Last week’s local and regional elections delivered a damning judgment on Starmer’s tenure. Labour hemorrhaged seats to the hard-right Reform UK and left-wing Green Party, both of which recorded historic gains at Labour’s expense. For the first time since the devolved Welsh parliament was established in 1999, Labour lost control of the legislature to Welsh nationalist party Plaid Cymru. The party also failed to cut into the Scottish National Party’s dominant position in the Scottish Parliament, leaving Labour’s ambition for UK-wide unity unfulfilled.

In a make-or-break speech to the party on Monday, Starmer acknowledged the widespread public frustration with his leadership and the current state of national politics. “I know I have my doubters, and I know I need to prove them wrong, and I will,” he said. He abandoned his previous incremental policy approach, promising a far more ambitious agenda focused on accelerating economic growth, rebuilding closer ties with the European Union, and overhauling UK energy policy. In a major break from years of muted political discussion on Brexit, Starmer admitted for the first time that the 2020 UK departure from the EU has left the country “poorer, weaker and less secure”. He also announced plans to fully nationalize British Steel, a significant shift from his previously cautious industrial policy. He launched a scathing attack on Reform UK leader Nigel Farage, whose party was the biggest beneficiary of Labour’s election collapse, calling Farage a “chancer” and “grifter” who deceived the British public during the 2016 Brexit referendum. Starmer warned that if the Labour Party failed to reset its course, the UK would slide toward “a very dark path” under far-right leadership.

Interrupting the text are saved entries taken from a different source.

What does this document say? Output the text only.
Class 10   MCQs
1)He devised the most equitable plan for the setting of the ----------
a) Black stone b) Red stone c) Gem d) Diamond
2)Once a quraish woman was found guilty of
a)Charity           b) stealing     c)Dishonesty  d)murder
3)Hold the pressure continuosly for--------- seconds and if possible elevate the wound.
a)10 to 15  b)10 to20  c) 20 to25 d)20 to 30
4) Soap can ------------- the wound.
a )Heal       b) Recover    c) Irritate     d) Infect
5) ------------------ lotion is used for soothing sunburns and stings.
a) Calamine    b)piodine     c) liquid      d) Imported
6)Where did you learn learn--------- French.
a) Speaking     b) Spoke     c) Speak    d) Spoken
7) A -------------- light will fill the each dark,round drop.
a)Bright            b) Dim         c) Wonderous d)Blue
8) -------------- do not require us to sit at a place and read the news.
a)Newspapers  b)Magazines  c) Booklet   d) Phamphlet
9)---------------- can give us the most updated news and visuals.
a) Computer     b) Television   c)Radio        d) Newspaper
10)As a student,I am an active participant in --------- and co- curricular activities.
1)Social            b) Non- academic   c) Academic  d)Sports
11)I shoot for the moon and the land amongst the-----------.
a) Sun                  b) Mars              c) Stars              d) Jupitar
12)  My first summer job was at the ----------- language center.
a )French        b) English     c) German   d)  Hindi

Despite the speech, internal dissent has not abated. Senior Labour MP Catherine West, who previously threatened to trigger a leadership challenge this week, announced after the address that she was now collecting signatures from MPs calling on Starmer to outline a formal timetable for a leadership election to be held in September. Starmer has hit back, pledging to fight any challenge and warning that voters would never forgive Labour if it repeated the chaotic turnover of Conservative governments, which saw five different prime ministers take office between 2010 and 2024, including three in just four months in 2022.

Speculation has long centered on Health Secretary Wes Streeting and former deputy prime minister Angela Rayner as the most likely candidates to oust Starmer. However, neither figure commands universal support across the divided parliamentary party. Rayner, who has not yet explicitly called for Starmer’s resignation, echoed the mood of frustration in her own remarks on Monday, saying “what we are doing isn’t working, and it needs to change.”